В такой обстановке в Палатии всегда ощущались нервность, тревога за будущее. Дворцовые перевороты, предшествовавшие и сопутствующие им интриги, заговоры создавали в дворцовой среде неуверенность каждого в завтрашнем дне – в целом же все чувствовали зыбкость бытия, неизбежность всеобщего крушения. На самом деле, уже простая отставка, не осложненная личным преследованием и конфискацией имущества, сбрасывала сановника в ряды простых смертных, прекращала его доходы и была для него тем, чем является революция для правящего класса.

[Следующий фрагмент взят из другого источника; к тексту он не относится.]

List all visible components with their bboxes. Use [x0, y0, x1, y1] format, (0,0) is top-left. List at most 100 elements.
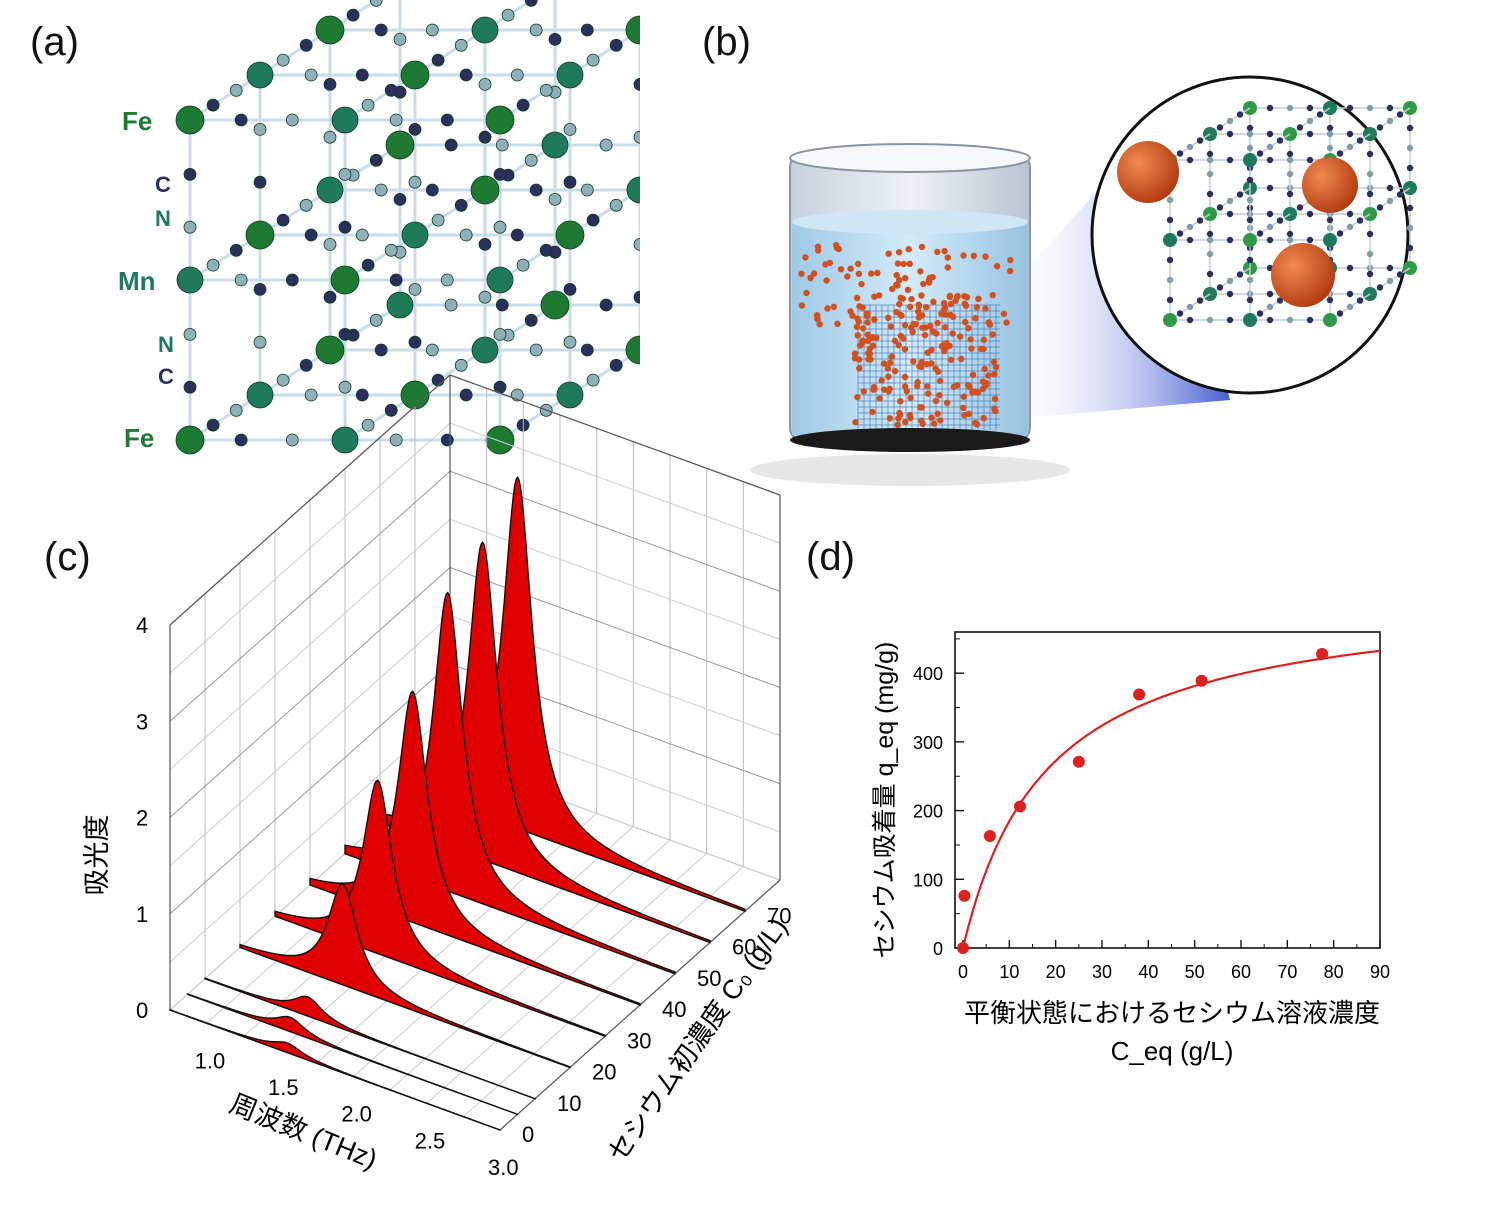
- zoom-bridge-atom: [1216, 124, 1224, 131]
- zoom-bridge-atom: [1386, 104, 1394, 112]
- zoom-bridge-atom: [1356, 137, 1364, 144]
- zoom-bridge-atom: [1366, 230, 1374, 238]
- grid-line: [169, 519, 451, 770]
- zoom-bridge-atom: [1176, 310, 1184, 317]
- cesium-particle: [924, 349, 931, 356]
- mn-atom: [386, 291, 414, 319]
- fe-atom: [485, 105, 515, 135]
- bridge-atom: [440, 273, 454, 287]
- bridge-atom: [495, 298, 509, 312]
- cesium-particle: [885, 373, 892, 380]
- zoom-bridge-atom: [1226, 316, 1234, 324]
- bridge-atom: [563, 122, 577, 136]
- z-tick-label: 4: [136, 613, 148, 638]
- zoom-bridge-atom: [1386, 197, 1394, 205]
- zoom-bridge-atom: [1306, 130, 1314, 138]
- fe-atom: [555, 220, 585, 250]
- cesium-particle: [926, 279, 933, 286]
- zoom-bridge-atom: [1216, 204, 1224, 211]
- data-point: [1133, 688, 1146, 701]
- cesium-particle: [954, 381, 961, 389]
- cesium-particle: [980, 336, 987, 343]
- cesium-particle: [847, 308, 854, 315]
- cesium-particle: [870, 384, 878, 391]
- z-tick-label: 1: [136, 902, 148, 927]
- zoom-bridge-atom: [1246, 296, 1254, 304]
- cesium-particle: [915, 308, 922, 315]
- cesium-particle: [891, 337, 899, 344]
- beaker-illustration: [750, 75, 1417, 486]
- zoom-bridge-atom: [1406, 144, 1414, 152]
- cesium-particle: [885, 314, 892, 321]
- cesium-particle: [990, 358, 998, 366]
- fe-atom: [315, 335, 345, 365]
- zoom-bridge-atom: [1266, 104, 1274, 112]
- bridge-atom: [276, 213, 290, 227]
- bridge-atom: [323, 290, 337, 304]
- fe-atom: [315, 15, 345, 45]
- zoom-bridge-atom: [1206, 150, 1214, 158]
- cesium-particle: [962, 318, 969, 326]
- zoom-bridge-atom: [1206, 270, 1214, 278]
- cesium-particle: [865, 356, 872, 363]
- bridge-atom: [633, 78, 640, 91]
- isotherm-points: [957, 648, 1329, 954]
- cesium-particle: [898, 312, 905, 319]
- x-tick-label: 70: [1277, 962, 1297, 982]
- zoom-bridge-atom: [1246, 196, 1254, 204]
- cesium-particle: [886, 415, 894, 422]
- bridge-atom: [529, 183, 543, 197]
- cesium-particle: [830, 303, 837, 310]
- bridge-atom: [234, 113, 248, 127]
- zoom-bridge-atom: [1246, 216, 1254, 224]
- cesium-particle: [925, 390, 932, 397]
- cesium-particle: [893, 272, 900, 279]
- cesium-particle: [967, 336, 974, 343]
- bridge-atom: [253, 122, 267, 136]
- fe-atom: [470, 175, 500, 205]
- bridge-atom: [355, 228, 369, 242]
- atom-label-fe-top: Fe: [122, 106, 152, 136]
- zoom-bridge-atom: [1266, 290, 1274, 298]
- x-tick-label: 1.0: [195, 1048, 226, 1073]
- cesium-particle: [960, 393, 967, 400]
- y-tick-label: 70: [767, 903, 791, 928]
- y-tick-label: 0: [522, 1122, 534, 1147]
- cesium-particle: [950, 313, 957, 321]
- bridge-atom: [516, 98, 530, 112]
- zoom-bridge-atom: [1366, 190, 1374, 198]
- y-tick-label: 300: [913, 733, 943, 753]
- zoom-bridge-atom: [1186, 303, 1194, 311]
- mn-atom: [541, 131, 569, 159]
- zoom-bridge-atom: [1196, 297, 1204, 304]
- x-tick-label: 60: [1231, 962, 1251, 982]
- zoom-bridge-atom: [1276, 137, 1284, 144]
- cesium-particle: [868, 270, 875, 277]
- bridge-atom: [609, 198, 623, 212]
- cesium-particle: [936, 377, 944, 385]
- cesium-particle: [960, 252, 967, 259]
- y-tick-label: 40: [662, 997, 686, 1022]
- cesium-particle: [940, 307, 947, 314]
- bridge-atom: [478, 237, 492, 251]
- z-tick-label: 3: [136, 709, 148, 734]
- cesium-particle: [902, 275, 909, 282]
- cesium-particle: [897, 411, 904, 419]
- mn-atom: [331, 426, 359, 454]
- zoom-bridge-atom: [1166, 256, 1174, 264]
- cesium-particle: [856, 365, 863, 372]
- cesium-particle: [986, 321, 994, 328]
- cesium-particle: [919, 420, 926, 427]
- cesium-particle: [943, 343, 951, 350]
- beaker-shadow: [750, 454, 1070, 486]
- zoom-bridge-atom: [1396, 111, 1404, 118]
- cesium-particle: [816, 321, 823, 328]
- cesium-particle: [823, 277, 830, 284]
- cesium-particle: [905, 246, 912, 253]
- zoom-bridge-atom: [1296, 204, 1304, 211]
- grid-line: [449, 422, 781, 544]
- zoom-bridge-atom: [1206, 230, 1214, 238]
- cesium-particle: [904, 286, 912, 294]
- bridge-atom: [361, 98, 375, 112]
- bridge-atom: [253, 175, 267, 189]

Землей правят время и смерть. Время быстротечно, смерть неизбежна. Такое было очевидно для участников Палатийских игр за власть. Даже историку, удаленному многими столетиями от Юстиниановского Палатия, но вникающему в игру, кажется, что все это должно было бы завтра же рухнуть, рассыпаться, исчезнуть. Однако Восточная империя, битая, сжимаемая, разрываемая, приподнималась, срасталась. Она продержалась после Юстиниана еще почти тысячу лет как государственный организм и была, наконец, убита турками, то есть пала жертвой насильственной смерти. Замечу, что одной из причин живучести империи был ее разветвленный умелый аппарат управления.
Палатийские катаклизмы не разрушали систему общеимперского управления. Канцелярии могли действовать самостоятельно в силу вековой инерции, созданной еще Римской империей, которая вырабатывала способы объединения и нивелировки сотен племен, влитых в имперские границы. Чиновничий опыт передавался от поколения к поколению, смена готовилась в самих канцеляриях. Как столица, так и все провинции получали достаточное количество служащих всех рангов и специальностей, понимающих друг друга, обученных в одинаковых традициях, достаточно способных. Медленность связи – лошадь на суше, каботажное плавание по морям, – с неизбежными и по сезонам длительными задержками из-за погоды, развила у служащих инициативу, решимость действовать под свою личную ответственность, не ожидая указаний свыше.
Восточная империя унаследовала от Римской систему тайного наблюдения за подданными. Есть прямые указания на то, что уже при Константине Первом органы столичного управления пользовались услугами десяти тысяч секретных осведомителей. Если сохранить то же количество их для времени Юстиниана Первого, то окажется, что более трех процентов всех взрослых мужчин, или один процент всего столичного населения, считая вместе свободных и несвободных, вовлекался в работу тайного сыска. Возможно ли такое и была ли в этом нужда?
Византия, как и все столицы больших государств во все исторические эпохи, естественно, привлекала подвижных, деятельных, неспокойных людей и мнилась убежищем для любого преступника, которому легче утонуть в пестрой толпе громадного города, чем затаиться в малом. В столицах же совершается, относительно к провинциям, наибольшее число правонарушений. Уголовный розыск нуждался в тайной агентуре. Без такой же агентуры не могли обойтись налоговые управления, государственные монополии, таможни, наблюдение за тайными еретиками, поиск беглых – начиная с неоплатных должников казны и кончая рабами частных лиц.